No, that's not being quite fair to yourself, girl , she thought. Sure, part of you is pissed off because even though the overconfident idiot is doing exactly what you predicted when you made your own plans—exactly what you wanther to do, if she's stupid enough to attack in the first place—you resent being taken so lightly. Because it's part and parcel of the kind of arrogance you've seen out of so many Sollies. But what really pisses you off is that she doesn't give a single solitary damn about all the people she's about to get killed. Of course , her lips skinned back in a hexapuma's hunting snarl, at the moment she's thoroughly convinced that none of the people in question are going to be hers. And she doesn't know she took long enough getting here for the Apollo pods to beat her, either .

Her smile turned even thinner and colder for a moment as she contemplated how the arrival of those pods had changed her initial defensive planning. But then she put that reflection aside and concentrated on the data in front of her. There hadn't been any changes she could see, although a few additional details had been added to the initial report HMS Ivanhoe had delivered three days ago. Mostly little stuff, like additional data on individual ships' electronic and gravitic emissions.

As she'd expected, the various destroyers' emissions signatures varied widely, which wasn't surprising given how much the Rampart and War Harvest classes had been refitted over their lifetimes. The heavier ships' emissions were much closer to their "book" profiles, though. Hercules ' CIC had easily tagged the individual units of Rear Admiral Gordon Nelson's battlecruiser squadron, since they'd lifted his ships' electronic fingerprints out of the data they'd captured from Byng's task force. And although they didn't have hard individual IDs on the other battlecruiser squadron, it was obvious all of them were Nevadas .

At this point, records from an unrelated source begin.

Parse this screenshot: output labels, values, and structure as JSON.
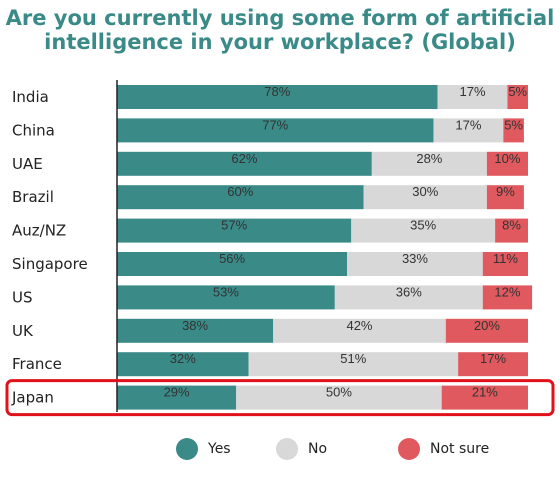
{
  "chart_data": {
    "type": "bar",
    "orientation": "horizontal",
    "stacked": true,
    "normalized": "percent",
    "title": "Are you currently using some form of artificial intelligence in your workplace? (Global)",
    "title_lines": [
      "Are you currently using some form of artificial",
      "intelligence in your workplace? (Global)"
    ],
    "categories": [
      "India",
      "China",
      "UAE",
      "Brazil",
      "Auz/NZ",
      "Singapore",
      "US",
      "UK",
      "France",
      "Japan"
    ],
    "series": [
      {
        "name": "Yes",
        "color": "#3a8a88",
        "values": [
          78,
          77,
          62,
          60,
          57,
          56,
          53,
          38,
          32,
          29
        ]
      },
      {
        "name": "No",
        "color": "#d8d8d8",
        "values": [
          17,
          17,
          28,
          30,
          35,
          33,
          36,
          42,
          51,
          50
        ]
      },
      {
        "name": "Not sure",
        "color": "#e0595e",
        "values": [
          5,
          5,
          10,
          9,
          8,
          11,
          12,
          20,
          17,
          21
        ]
      }
    ],
    "value_labels": [
      [
        "78%",
        "77%",
        "62%",
        "60%",
        "57%",
        "56%",
        "53%",
        "38%",
        "32%",
        "29%"
      ],
      [
        "17%",
        "17%",
        "28%",
        "30%",
        "35%",
        "33%",
        "36%",
        "42%",
        "51%",
        "50%"
      ],
      [
        "5%",
        "5%",
        "10%",
        "9%",
        "8%",
        "11%",
        "12%",
        "20%",
        "17%",
        "21%"
      ]
    ],
    "highlighted_category": "Japan",
    "highlight_color": "#e0111a",
    "legend_position": "bottom",
    "grid": false
  }
}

There was an impressive uniformity among the superdreadnoughts, as well. All but seven of them were Scientist -class ships, and all seven of the others were members of the Vega class, which were basically only repeat Scientists with a couple of additional missile tubes in each broadside. By the standards of the prewar Royal Manticoran Navy, they weren't that bad a design, although the first of the Scientists had been built long enough ago that they'd still been equipped with projectile-firing point defense systems. At least all of these ships seemed to have been upgraded to laser clusters since, judging from the detailed passive scans Augustus Khumalo's Ghost Rider platforms had pulled in. And it was painfully obvious that even now the Sollies didn't begin to grasp just how capable—and stealthy—the Ghost Rider recon drones actually were. To be sure, the really close passes had been purely ballistic, with no active emissions to betray their presence, but even so they shouldn't have been able to get in close enough to literally read ships' names off their hulls without someone noticing something .

Don't complain , she told herself firmly, and considered the armament readouts on Crandall's ships.

The Scientists were 6.8 million-ton units with thirty-two missile tubes, twenty-four lasers, and twenty-six grasers in each broadside. That was a heavier—or, at least, more numerous—energy broadside than any modern Manticoran or Grayson superdreadnought would have mounted. On the other hand, they had only sixteen counter-missile tubes and thirty-two point defense stations in each broadside, whereas Artemis , although technically only a battlecruiser, had thirty-two CM tubes and thirty much heavier and much more capable point defense clusters. Even the Saganami-Cs had twenty tubes and twenty-four clusters in each broadside, and given the fact that Michelle Henke had absolutely no intention of straying into energy range of her opponents, that imbalance was just likely to prove fatal for Admiral Sandra Crandall.